Despite the vast geographic extent of the studies we examined, neither ecoregion nor geographic division strongly influenced fire response, although replicates per ecoregion category were typically low. This finding suggests that local climate, topography, elevation, prior forest management, and post-fire stand regeneration will need to be considered when assessing MPB-wildfire interactions in existing and newly attacked areas; general conclusions and uniform rules governing these interactions seem unlikely. These factors influence forest structure and fuel loadings, and impact susceptibility to other disturbances such as drought, which can increase the vulnerability to both MPB-attack and wildfire (Liebhold and Bentz 2011).

Forested landscapes in BC, Canada, and western USA states have distinct characteristics that influence interactions between MPB outbreaks and wildfire (Raffa et al. 2008). Specifically, these regions vary in terms of forest composition, outbreak extent, MPB host tree availability, tree defensive ability, and nutritional quality necessary to support outbreaks (Meddens et al. 2012; Wulder et al. 2010; Talucci et al. 2022). Variation in these attributes is shaped by previous disturbances, weather and climate, topography, and soil characteristics (Raffa et al. 2008).

Differences in weather and climatic conditions—specifically, temperature and precipitation—between BC and western USA states also influence the extent of MPB outbreaks through the relationship between beetles and their host trees (Raffa et al. 2008). MPB life history traits (i.e., reproduction, development and survival of larvae, and voltinism) and outbreak dynamics (i.e., flight time and duration) are strongly governed by temperature. Additionally, host trees, such as lodgepole pine, are vulnerable to changes in precipitation wherein severe drought can reduce tree defenses against MPB mass attack (Raffa et al. 2008).

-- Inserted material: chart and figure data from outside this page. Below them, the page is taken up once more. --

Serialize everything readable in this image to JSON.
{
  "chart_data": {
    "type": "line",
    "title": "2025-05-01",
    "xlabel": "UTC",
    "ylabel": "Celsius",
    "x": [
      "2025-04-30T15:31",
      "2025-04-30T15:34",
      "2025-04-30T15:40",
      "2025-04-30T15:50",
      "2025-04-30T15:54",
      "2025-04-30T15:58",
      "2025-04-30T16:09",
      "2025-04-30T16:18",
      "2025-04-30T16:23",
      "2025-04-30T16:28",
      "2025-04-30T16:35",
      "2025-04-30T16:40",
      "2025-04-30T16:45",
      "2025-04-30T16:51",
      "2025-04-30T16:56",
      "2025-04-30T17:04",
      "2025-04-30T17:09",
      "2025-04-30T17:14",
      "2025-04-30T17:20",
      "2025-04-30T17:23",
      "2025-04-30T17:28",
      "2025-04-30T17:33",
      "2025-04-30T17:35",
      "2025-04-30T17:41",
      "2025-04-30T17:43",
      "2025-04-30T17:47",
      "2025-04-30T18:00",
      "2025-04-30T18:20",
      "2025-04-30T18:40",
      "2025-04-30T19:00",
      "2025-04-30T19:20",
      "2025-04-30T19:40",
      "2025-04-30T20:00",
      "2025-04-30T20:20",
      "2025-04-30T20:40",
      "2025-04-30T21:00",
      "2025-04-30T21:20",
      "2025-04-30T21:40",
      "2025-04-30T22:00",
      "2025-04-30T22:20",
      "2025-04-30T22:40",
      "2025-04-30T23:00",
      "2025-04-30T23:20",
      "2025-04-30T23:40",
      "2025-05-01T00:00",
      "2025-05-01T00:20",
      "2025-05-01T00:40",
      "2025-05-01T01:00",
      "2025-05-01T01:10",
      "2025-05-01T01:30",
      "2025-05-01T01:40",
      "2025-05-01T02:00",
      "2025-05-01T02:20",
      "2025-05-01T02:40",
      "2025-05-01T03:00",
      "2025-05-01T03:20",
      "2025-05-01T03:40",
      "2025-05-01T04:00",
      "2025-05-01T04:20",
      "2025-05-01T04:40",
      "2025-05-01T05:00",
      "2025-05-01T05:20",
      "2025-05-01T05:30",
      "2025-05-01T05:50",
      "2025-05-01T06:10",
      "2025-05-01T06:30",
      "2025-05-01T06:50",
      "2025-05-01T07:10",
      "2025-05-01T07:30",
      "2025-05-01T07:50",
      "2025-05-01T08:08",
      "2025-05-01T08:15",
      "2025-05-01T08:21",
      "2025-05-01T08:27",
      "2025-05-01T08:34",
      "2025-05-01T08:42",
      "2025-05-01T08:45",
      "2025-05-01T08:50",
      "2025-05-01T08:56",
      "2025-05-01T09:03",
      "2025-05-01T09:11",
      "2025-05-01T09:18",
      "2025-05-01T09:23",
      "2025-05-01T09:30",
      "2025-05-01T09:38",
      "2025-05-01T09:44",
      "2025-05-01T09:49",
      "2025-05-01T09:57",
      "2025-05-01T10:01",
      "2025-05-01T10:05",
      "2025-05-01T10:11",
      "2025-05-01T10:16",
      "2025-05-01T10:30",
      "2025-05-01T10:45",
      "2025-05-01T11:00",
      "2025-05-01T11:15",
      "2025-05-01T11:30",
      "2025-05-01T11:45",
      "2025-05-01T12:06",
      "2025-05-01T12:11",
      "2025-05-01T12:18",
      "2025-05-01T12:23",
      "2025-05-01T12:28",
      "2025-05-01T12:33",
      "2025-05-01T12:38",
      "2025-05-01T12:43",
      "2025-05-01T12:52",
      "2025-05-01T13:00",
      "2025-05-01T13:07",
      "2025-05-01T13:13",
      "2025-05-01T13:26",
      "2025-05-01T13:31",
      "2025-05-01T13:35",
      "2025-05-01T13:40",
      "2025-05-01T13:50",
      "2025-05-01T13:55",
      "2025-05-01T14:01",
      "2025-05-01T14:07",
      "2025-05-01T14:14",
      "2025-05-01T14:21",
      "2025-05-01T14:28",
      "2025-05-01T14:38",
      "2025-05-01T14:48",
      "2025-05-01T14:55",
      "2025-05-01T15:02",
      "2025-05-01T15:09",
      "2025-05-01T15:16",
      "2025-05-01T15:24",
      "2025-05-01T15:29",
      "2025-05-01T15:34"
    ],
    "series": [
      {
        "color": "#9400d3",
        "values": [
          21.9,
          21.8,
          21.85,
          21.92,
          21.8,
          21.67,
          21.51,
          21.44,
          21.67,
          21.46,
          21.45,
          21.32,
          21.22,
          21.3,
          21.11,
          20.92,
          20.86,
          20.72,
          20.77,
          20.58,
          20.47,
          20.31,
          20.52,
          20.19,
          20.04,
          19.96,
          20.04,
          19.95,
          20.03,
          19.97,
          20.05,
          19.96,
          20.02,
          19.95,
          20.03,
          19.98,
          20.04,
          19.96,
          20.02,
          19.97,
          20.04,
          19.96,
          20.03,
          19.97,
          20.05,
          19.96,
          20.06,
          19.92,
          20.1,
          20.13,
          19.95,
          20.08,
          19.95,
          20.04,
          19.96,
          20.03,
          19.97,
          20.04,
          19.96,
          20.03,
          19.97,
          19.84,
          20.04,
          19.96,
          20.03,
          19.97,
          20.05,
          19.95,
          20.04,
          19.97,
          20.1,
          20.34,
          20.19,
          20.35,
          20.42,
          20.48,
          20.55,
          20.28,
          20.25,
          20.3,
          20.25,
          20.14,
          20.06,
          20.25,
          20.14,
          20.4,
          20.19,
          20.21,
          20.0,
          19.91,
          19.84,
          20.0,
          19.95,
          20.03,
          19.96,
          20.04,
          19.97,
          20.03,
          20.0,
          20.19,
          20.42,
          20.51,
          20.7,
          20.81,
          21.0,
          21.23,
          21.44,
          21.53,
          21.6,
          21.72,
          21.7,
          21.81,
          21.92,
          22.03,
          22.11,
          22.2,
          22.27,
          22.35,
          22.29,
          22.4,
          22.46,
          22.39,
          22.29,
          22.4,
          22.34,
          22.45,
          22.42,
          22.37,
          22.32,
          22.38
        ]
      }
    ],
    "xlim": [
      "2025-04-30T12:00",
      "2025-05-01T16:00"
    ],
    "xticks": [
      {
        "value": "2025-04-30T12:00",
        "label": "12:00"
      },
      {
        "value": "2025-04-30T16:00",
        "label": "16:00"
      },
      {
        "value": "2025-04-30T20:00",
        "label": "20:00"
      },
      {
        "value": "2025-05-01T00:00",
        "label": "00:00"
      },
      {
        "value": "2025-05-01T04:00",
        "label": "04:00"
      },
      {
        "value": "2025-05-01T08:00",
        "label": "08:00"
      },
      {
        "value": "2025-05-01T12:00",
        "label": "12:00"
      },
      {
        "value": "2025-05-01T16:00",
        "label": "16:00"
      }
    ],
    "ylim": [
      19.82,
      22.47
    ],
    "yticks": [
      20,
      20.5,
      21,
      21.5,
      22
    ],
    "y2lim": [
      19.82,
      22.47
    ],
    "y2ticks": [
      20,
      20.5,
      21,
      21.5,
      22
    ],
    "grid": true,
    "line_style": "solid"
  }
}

We did identify some support of our geographic hypothesis in that studies from the western USA were more often associated with an amplified fire response and those in Canada were more often associated with a neutral fire response. However, conclusions in this regard are hampered by a small sample size for Canadian studies (n = 2/19 secondary database). This highlights a critical need for more focused MPB—wildfire research in Canadian forests, especially given record-breaking MPB outbreaks in British Columbia (Natural Resources Canada 2021) and its spread to neighboring Alberta and the Yukon (Cooke and Carroll 2017), as well as with record-breaking fire seasons in recent years (Natural Resources Canada 2021).

Conclusions

This meta-analysis aimed to enhance the state of understanding of the interaction between MPB outbreaks and wildfire in Canada and the USA through a scoping review. Many of the studies we examined suggest that MPB outbreaks influence wildfires through the legacies they leave behind in the form of forest stand and fuel structures. Through our review of the literature, we found substantial evidence that time-since MPB stage is indeed associated with different fire responses. Red-stage stands were were associated with an amplified fire response, while green-, gray- and old-stage stands were associated with a neutral or dampened fire response. However, MPB-stage does not explain all the variability in fire responses. Spatial scale, fuels measurement, and weather conditions also seem to affect our ability to identify meaningful effects of MPB outbreaks on subsequent wildfire severity and intensity.

Interactions among disturbances, including those between wildfire and insect outbreaks, can lead to landscape scale changes in forest ecosystems structure and function. Inferences regarding the character of these interactions in one forest ecosystem are not necessarily applicable to forests elsewhere. Therefore, environmental conditions unique to forest ecosystems (i.e., weather conditions, species composition, stand and fuel structure, topography, etc.), should be considered when investigating similar disturbance interactions in different regions.